Depois de aprovado o programa, o Gabinete do Ensino Básico do Ministério da Educação disponibilizou uma lista de recursos disponíveis no mercado de apoio ao professor, tanto a nível da metodologia como de sugestões para utilização em sala de aula. A informação contida na lista está organizada em quatro secções: manuais; recursos para professores; outros recursos e Websites de editores.

Como se pode constatar, a introdução de LEs nos primeiros anos de escolaridade, é um tema pensado há quase duas décadas a nível nacional, ainda que, apenas neste ano, se tenha despertado verdadeiramente para a sua importância, ao ser aprovado o Programa de Generalização do Ensino de Inglês no 1º Ciclo do Ensino Básico.

No entanto, perante os três modelos de abordagem da LEs nos primeiros anos de escolaridade atrás descritos, vemos que Portugal optou por um modelo que se situa entre uma sensibilização a uma só língua estrangeira e a aprendizagem sistemática de uma língua estrangeira.

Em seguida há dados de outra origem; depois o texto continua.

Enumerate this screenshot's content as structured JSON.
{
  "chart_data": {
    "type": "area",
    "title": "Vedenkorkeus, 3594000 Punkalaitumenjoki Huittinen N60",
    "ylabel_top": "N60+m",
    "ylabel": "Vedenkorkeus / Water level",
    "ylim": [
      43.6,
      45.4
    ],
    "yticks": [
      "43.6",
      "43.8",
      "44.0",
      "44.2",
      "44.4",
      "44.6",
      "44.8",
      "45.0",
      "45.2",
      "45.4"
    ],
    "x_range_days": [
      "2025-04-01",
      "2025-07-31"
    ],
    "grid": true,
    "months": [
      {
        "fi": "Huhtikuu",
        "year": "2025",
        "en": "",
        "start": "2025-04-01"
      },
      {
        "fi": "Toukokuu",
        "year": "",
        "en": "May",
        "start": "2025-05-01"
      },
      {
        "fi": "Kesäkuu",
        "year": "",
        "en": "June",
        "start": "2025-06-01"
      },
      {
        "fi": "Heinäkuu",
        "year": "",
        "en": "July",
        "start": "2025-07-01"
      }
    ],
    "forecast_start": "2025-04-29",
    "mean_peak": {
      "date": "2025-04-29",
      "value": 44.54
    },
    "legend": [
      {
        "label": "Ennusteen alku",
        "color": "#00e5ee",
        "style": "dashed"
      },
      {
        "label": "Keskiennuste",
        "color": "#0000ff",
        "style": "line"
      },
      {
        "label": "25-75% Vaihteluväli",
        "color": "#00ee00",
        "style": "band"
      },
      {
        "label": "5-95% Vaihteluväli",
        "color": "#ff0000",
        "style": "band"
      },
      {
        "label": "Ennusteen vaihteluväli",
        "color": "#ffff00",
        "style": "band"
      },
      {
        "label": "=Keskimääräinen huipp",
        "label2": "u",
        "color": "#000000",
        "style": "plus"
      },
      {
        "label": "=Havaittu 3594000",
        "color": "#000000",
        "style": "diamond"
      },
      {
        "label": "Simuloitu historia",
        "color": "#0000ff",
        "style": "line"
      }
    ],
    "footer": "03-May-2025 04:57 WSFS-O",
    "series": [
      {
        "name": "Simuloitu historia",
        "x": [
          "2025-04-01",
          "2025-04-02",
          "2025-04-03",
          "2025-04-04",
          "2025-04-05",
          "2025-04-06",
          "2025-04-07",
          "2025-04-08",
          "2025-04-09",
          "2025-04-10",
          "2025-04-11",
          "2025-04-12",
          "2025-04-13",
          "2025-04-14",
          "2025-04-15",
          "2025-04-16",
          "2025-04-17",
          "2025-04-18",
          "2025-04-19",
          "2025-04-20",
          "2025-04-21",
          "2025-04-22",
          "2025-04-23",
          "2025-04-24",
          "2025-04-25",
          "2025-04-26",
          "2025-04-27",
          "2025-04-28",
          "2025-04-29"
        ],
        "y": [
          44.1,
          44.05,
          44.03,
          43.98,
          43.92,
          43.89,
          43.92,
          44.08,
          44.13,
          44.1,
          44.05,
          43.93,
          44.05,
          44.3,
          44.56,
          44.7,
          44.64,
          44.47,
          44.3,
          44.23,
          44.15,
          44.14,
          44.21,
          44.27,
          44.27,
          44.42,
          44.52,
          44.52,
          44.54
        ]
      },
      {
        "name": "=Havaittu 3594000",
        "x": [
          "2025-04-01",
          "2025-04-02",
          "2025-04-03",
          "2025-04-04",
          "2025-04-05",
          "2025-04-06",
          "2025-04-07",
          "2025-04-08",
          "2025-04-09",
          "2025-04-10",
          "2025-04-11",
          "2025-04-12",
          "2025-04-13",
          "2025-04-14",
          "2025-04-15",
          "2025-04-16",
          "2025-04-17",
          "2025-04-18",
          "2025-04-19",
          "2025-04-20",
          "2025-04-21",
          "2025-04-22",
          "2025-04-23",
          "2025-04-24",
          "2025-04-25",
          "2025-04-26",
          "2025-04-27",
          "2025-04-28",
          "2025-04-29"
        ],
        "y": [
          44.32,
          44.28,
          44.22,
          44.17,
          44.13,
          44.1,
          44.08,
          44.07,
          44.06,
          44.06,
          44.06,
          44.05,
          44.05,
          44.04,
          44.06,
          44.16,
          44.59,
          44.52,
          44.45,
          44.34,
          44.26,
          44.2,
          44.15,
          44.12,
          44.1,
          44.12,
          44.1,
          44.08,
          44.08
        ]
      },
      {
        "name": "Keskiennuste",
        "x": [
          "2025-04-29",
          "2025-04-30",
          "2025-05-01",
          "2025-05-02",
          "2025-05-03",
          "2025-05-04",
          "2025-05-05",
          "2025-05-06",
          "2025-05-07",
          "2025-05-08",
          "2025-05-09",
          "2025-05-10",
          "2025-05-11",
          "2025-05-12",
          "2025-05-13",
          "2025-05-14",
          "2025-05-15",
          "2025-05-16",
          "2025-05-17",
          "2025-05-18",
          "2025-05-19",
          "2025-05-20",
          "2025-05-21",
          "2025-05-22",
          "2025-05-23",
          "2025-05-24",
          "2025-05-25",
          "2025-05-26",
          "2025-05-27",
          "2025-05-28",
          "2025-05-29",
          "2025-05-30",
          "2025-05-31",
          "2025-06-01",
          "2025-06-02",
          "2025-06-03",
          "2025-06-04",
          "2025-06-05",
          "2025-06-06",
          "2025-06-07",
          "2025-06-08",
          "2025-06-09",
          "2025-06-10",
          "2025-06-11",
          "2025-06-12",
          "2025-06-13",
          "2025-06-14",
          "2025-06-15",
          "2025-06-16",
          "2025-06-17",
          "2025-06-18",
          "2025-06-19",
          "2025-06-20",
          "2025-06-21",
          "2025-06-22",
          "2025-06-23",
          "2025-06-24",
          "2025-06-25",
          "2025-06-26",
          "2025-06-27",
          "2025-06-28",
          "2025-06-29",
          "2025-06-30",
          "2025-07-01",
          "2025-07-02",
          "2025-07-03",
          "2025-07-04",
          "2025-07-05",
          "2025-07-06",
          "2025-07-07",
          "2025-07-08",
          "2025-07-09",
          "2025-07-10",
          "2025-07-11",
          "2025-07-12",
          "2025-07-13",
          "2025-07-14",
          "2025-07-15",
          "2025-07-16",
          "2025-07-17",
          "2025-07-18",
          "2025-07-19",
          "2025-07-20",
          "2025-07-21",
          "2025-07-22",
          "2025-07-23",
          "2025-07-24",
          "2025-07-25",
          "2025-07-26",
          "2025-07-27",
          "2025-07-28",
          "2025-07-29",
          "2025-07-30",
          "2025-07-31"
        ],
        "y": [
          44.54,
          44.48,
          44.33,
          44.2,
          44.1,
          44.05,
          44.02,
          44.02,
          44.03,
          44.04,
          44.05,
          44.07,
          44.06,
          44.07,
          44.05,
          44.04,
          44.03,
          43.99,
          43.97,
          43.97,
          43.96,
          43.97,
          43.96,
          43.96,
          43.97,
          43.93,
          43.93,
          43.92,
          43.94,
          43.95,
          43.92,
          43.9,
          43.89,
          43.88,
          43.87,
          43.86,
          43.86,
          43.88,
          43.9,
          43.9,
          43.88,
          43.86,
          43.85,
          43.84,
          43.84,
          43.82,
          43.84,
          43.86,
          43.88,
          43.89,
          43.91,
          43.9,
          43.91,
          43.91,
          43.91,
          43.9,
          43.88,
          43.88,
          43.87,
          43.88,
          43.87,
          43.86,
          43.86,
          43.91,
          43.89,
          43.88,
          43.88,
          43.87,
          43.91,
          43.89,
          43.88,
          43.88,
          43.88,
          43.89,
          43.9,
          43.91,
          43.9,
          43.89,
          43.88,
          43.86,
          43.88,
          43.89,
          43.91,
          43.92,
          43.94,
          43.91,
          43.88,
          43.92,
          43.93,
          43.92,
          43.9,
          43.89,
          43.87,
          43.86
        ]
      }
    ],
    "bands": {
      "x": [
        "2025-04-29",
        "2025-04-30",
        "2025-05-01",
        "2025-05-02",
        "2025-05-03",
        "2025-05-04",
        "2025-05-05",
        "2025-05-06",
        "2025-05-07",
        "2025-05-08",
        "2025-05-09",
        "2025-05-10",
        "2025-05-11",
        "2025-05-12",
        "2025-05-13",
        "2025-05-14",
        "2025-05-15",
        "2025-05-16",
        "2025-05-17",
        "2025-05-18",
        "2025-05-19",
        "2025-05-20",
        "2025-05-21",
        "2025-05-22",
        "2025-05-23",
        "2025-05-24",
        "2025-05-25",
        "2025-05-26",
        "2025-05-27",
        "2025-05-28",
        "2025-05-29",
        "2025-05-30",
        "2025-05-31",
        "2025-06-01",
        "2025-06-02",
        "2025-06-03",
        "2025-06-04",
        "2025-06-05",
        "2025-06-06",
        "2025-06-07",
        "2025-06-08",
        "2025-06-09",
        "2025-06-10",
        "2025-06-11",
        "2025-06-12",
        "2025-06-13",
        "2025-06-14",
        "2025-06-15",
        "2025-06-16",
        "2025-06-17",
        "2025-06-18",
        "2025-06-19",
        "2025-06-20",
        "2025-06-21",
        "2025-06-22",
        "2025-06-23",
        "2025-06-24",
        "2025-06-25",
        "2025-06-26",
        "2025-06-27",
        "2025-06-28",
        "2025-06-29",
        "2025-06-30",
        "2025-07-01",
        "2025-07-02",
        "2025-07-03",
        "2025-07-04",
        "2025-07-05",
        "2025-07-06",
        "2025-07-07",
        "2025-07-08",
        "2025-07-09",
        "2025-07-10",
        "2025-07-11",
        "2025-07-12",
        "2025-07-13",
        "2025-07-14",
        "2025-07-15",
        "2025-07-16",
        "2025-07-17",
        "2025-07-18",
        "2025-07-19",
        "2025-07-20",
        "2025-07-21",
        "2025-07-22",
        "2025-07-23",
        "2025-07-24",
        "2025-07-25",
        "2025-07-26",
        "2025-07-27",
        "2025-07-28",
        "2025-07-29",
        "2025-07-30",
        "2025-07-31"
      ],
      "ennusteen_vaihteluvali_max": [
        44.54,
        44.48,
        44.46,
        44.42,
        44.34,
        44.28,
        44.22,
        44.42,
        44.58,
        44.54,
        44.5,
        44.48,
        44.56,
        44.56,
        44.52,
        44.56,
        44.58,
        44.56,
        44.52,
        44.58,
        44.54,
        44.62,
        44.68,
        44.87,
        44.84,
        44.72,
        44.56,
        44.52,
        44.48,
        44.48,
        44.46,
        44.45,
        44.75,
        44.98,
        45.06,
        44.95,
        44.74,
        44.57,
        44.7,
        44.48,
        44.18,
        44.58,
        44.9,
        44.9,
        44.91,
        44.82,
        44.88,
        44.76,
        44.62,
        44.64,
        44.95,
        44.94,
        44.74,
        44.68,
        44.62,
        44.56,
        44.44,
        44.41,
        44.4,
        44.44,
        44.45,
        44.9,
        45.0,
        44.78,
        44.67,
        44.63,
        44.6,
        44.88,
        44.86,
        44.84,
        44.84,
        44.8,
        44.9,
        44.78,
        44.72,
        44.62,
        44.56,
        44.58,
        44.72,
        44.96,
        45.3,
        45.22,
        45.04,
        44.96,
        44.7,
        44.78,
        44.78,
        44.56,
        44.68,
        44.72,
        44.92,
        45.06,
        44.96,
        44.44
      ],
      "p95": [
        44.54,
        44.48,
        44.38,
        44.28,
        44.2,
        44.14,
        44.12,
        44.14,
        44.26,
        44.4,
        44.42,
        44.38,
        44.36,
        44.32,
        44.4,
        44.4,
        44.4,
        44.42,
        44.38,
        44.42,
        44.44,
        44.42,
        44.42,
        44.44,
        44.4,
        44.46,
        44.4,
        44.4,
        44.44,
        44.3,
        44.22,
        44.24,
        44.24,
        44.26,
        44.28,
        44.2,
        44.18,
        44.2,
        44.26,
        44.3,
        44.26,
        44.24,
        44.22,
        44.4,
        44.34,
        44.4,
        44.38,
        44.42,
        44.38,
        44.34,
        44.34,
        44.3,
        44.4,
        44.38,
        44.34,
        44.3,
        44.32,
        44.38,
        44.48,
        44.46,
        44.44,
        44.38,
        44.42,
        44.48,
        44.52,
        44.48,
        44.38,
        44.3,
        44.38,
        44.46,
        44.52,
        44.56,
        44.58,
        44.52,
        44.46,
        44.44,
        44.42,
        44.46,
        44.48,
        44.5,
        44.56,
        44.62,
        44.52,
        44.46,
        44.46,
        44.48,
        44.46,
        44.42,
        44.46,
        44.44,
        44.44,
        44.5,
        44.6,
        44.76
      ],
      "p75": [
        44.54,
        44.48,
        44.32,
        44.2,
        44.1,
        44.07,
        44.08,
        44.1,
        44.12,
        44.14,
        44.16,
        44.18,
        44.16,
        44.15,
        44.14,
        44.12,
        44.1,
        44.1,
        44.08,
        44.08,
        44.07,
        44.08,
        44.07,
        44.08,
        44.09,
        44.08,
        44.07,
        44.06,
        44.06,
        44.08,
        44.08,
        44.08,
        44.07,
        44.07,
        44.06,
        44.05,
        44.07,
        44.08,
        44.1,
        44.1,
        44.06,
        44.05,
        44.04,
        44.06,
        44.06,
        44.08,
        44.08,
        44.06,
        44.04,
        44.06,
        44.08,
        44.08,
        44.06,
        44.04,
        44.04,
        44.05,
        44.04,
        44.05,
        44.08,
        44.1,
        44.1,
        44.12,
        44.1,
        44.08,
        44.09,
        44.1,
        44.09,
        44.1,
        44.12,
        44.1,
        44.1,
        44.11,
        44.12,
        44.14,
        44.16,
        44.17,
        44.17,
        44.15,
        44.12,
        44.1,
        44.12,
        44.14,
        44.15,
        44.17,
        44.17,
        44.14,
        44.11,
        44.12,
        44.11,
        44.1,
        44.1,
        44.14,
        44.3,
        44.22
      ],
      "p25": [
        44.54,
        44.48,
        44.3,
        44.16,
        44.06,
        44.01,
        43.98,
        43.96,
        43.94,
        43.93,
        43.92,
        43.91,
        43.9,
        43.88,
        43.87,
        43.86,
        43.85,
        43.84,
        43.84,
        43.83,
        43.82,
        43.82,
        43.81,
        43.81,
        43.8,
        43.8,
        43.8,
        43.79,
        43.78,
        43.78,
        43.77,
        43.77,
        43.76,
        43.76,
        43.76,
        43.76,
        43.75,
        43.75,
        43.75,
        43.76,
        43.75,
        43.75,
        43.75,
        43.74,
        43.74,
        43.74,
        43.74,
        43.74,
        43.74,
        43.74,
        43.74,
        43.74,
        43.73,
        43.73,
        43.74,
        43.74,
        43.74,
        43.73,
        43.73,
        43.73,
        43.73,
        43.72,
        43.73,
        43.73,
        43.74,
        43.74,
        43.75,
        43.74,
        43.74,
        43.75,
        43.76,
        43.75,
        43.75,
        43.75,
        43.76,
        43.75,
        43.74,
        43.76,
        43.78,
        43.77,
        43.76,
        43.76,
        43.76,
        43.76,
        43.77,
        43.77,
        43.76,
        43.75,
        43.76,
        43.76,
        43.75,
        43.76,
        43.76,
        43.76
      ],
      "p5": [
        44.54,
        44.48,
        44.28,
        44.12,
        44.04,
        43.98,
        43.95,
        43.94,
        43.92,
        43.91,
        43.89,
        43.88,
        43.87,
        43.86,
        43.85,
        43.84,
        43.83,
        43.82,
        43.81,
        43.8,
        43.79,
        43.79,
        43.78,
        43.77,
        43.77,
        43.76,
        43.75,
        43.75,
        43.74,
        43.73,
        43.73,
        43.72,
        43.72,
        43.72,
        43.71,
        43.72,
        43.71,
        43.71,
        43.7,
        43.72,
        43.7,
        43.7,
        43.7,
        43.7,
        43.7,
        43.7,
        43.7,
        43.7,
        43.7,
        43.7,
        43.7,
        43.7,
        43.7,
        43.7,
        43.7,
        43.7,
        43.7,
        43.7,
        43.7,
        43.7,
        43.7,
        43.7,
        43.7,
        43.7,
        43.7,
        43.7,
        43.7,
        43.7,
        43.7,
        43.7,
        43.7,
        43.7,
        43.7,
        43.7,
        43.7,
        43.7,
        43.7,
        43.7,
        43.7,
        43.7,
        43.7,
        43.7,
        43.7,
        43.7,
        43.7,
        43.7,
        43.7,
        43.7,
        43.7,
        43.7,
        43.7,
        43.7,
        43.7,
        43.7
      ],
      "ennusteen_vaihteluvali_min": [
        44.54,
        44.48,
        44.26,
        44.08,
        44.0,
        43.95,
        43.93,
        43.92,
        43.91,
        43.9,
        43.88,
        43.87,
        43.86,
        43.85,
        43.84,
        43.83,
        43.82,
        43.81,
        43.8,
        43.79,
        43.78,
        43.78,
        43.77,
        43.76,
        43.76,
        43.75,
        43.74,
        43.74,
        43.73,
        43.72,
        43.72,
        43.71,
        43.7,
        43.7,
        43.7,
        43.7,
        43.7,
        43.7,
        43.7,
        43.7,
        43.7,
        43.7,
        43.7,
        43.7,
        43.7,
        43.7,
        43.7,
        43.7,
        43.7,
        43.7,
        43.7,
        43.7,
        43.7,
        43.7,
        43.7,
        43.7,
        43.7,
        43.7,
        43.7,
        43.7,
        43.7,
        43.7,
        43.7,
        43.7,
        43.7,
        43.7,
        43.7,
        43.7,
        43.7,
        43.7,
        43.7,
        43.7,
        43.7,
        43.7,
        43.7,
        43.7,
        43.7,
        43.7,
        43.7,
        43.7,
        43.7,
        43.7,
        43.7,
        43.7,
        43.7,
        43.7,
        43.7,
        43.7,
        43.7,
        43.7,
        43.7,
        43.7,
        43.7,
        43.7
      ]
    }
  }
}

Com a publicação do documento “Orientações Pragmáticas” (Bento et al 2005), os objectivos para a língua estrangeira (o inglês) vão além da ideia da sensibilização à diversidade linguística e cultural, caminhando para um modelo de aprendizagem sistemática da língua. Estes objectivos focam aspectos de aprendizagem da língua, encorajando a comunicação, centrando-se também em aspectos interculturais e em estratégias de aprendizagem, na garantia de que a grande preocupação é a educação global da criança.

Segundo o referido documento, são finalidades da Língua Inglesa no 1º ciclo do ensino básico:

- sensibilizar para a diversidade linguística e cultural;

- fomentar uma relação positiva com a aprendizagem da língua e, ao mesmo tempo, promover a educação para o respeito pelo outro, a ajuda mútua, a solidariedade e a cidadania;

- contribuir para o desenvolvimento equilibrado de capacidades cognitivas e sócio- afectivas, culturais e psicomotoras da criança;

- proporcionar experiências de aprendizagem significativas, diversificadas, integradoras e socializadoras, desenvolvendo atitudes de autoconfiança e de

- promover o desenvolvimento de estratégias de aprendizagem, estimulando a capacidade de concentração e de memorização (Bento et al, 2005: 4).

Perante estes objectivos pensamos que esta nova realidade pode proporcionar o desenvolvimento de atitudes de tolerância para com a diversidade, através do contacto com o Inglês, no entanto não podemos esquecer que existe ainda uma meta mais longa a atingir e que é prioritária na sociedade europeia, preservar, manter e promover a diversidade linguística e cultural. Mas para isso não basta defender a necessidade de aprender línguas e facultar a sua expansão, é primordial que se ensine a aceitar a diversidade europeia e/ou mundial.

Desta forma, na nossa perspectiva e tal como temos vindo a defender, a sensibilização à diversidade linguística e cultural deveria ser um primeiro passo, precedendo qualquer ensino sistemático de LEs.

Portugal é, cada vez mais, um país de acolhimento de pessoas de outros países e, consequentemente, de outras línguas e culturas. Deste modo, é urgente que estejamos sensibilizados enquanto cidadãos e enquanto professores para a necessidade de formar e educar os jovens no sentido de neles despertar atitudes positivas face ao Outro.

Muitas vezes, as crianças que frequentam o 1º CEB não têm noção do ambiente plurilingue e pluricultural que as rodeia. É neste sentido que se têm vindo a fazer alguns esforços no sentido de as familiarizar e de as fazer contactar, cada vez mais cedo, com várias línguas e culturas. Cabe ao professor adoptar métodos facilitadores de inclusão de crianças alógenas e, consequentemente, de incentivar as crianças portuguesas a aceitá-las e respeitá-las.

Mas não são só as crianças que precisam de ser sensibilizadas para a diversidade linguística e cultural, os próprios professores têm de aprender a lidar com a diferença e a perceber claramente o que está em jogo nas diferentes opções de inclusão curricular das LEs nos primeiros anos de escolaridade.